Sul display tre chiamate e un numero coperto,
in un giorno che proprio non era uguale agli altri,
in un periodo grigio ed anche un po’ sofferto,
dopo un inverno carico di fondi e bui pensieri.
Tre chiamate mute in un’ora inusuale
a un telefono attivo dimenticato in auto,
mentre al sole andavo di prima primavera,
sciogliendo nei colori quel male sempre uguale.
Ci ragionai un poco su quelle tre chiamate,
e capii chi era, ne ebbi la certezza
senza saper perché! Poi, serie di conferme,
giorno dopo giorno… Viveva, lo sentivo,
lo stesso tempo mio, ma nascosta a me,
e, guardando in alto, seppi che era sopra
di lei lo stesso cielo. Non più immense distanze,
solo memori silenzi tra noi significanti
tutto quanto non era e non sarebbe stato.

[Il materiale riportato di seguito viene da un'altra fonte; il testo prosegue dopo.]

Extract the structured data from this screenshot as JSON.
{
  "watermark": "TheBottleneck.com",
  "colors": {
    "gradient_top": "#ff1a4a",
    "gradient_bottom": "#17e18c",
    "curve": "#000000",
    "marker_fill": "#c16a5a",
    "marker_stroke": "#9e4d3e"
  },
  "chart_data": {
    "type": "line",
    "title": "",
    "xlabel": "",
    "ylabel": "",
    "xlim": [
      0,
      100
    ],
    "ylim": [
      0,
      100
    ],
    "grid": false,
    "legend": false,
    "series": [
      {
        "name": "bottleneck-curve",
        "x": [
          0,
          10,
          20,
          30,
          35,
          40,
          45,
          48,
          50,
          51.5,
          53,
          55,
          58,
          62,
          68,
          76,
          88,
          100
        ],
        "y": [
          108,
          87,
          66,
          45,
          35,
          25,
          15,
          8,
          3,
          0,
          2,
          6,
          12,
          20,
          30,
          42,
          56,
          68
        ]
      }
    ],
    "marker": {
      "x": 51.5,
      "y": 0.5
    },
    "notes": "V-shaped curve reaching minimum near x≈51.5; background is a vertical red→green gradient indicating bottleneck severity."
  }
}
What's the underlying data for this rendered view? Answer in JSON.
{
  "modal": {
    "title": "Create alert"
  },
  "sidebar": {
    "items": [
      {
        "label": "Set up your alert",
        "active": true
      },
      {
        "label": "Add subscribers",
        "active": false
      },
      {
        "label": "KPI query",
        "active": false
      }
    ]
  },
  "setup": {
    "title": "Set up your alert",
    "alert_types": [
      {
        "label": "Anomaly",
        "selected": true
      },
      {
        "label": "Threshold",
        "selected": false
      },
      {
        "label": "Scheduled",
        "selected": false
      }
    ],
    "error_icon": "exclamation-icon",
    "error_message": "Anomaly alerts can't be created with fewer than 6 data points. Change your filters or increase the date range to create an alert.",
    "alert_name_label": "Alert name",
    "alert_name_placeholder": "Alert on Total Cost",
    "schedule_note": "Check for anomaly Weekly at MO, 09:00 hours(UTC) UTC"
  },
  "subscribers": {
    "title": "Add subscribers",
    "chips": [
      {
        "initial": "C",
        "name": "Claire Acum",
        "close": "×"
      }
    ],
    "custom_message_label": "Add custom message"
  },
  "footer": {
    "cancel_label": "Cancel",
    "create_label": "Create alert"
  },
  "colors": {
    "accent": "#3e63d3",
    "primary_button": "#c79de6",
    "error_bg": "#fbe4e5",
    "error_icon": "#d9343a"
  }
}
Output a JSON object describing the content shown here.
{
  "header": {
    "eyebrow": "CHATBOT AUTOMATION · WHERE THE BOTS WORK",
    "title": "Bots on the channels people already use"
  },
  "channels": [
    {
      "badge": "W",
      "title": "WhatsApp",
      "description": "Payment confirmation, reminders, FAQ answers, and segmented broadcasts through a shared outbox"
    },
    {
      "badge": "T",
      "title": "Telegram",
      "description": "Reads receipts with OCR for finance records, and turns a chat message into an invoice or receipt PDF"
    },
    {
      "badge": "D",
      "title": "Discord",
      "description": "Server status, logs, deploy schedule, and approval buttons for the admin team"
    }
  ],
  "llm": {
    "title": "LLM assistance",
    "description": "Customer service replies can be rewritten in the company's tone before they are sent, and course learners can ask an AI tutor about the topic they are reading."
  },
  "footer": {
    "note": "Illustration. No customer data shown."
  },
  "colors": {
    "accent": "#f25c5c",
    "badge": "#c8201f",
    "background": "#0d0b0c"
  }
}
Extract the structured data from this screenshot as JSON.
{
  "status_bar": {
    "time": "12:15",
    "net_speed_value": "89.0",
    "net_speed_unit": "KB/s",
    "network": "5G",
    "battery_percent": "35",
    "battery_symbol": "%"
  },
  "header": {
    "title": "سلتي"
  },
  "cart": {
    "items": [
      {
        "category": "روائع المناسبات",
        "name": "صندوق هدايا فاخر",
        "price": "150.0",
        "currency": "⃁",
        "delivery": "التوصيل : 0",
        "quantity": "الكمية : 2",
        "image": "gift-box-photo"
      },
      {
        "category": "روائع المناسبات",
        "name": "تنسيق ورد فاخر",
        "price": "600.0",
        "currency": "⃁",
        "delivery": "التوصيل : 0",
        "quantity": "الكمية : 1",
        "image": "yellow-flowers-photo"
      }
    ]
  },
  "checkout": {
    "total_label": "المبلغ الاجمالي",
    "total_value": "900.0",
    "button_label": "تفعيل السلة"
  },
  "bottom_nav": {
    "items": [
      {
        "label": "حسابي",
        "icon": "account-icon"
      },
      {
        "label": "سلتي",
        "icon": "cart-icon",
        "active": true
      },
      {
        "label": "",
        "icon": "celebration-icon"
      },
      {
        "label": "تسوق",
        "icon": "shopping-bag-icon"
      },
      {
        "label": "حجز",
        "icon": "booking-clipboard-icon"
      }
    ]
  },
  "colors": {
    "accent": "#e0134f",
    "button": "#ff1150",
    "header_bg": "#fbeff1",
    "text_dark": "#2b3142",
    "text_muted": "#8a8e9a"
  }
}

Nulla avevo fatto per sapere dov’era,
ma forse troppo per trovarla dentro me.
Eccola poi a un tratto fuori dalle idee,
dentro i luoghi miei, dentro lo stesso vento
dolce di questa terra, fresco di questo mare,
monti, colline e boschi, delle città bellissime
e, troppo vecchie, amare. Quanto avrei voluto
dirle io di queste luci, condurla nei crepuscoli
sui poggi tra le piante, tra odori di serate
estive e collinari e scendere in millenni
di storia affascinante, viandanti vacanzieri
su selciati secolari. Quante volte l’avrei
voluta accanto amante davanti ad un camino
con profumi un poco amari d’attorno di legname,
di fumo e di montagna, con il sapore in bocca
di carni fatte ai ferri e di odoroso rosso
di terra e di campagna. Ma questo non fu mai,
e mai succederà. Ma fu nei miei pensieri,
e fu bello per questo più d’ogni cosa vera.
Non durò abbastanza, perché lei, realista,
infine, mi chiamò. E fu una volta e poi,
ancora un’altra volta. E cosa ci dicemmo?
Come noi restammo? In tre anni diceva,
sai, cose son successe… Tre anni m’han cambiata:
le cose non son più quelle d’allora, son
diverse e diversa mi vedo pure io.
Ne ho fatte di sciocchezze, eh sì, e pure tante,
ma di cose un sacco ho capito in fondo…
Questo diceva e ripeteva convinta,
e pareva contenta del suo nuovo sentire,
di questo vedere altro nel mondo, da cui ripartire.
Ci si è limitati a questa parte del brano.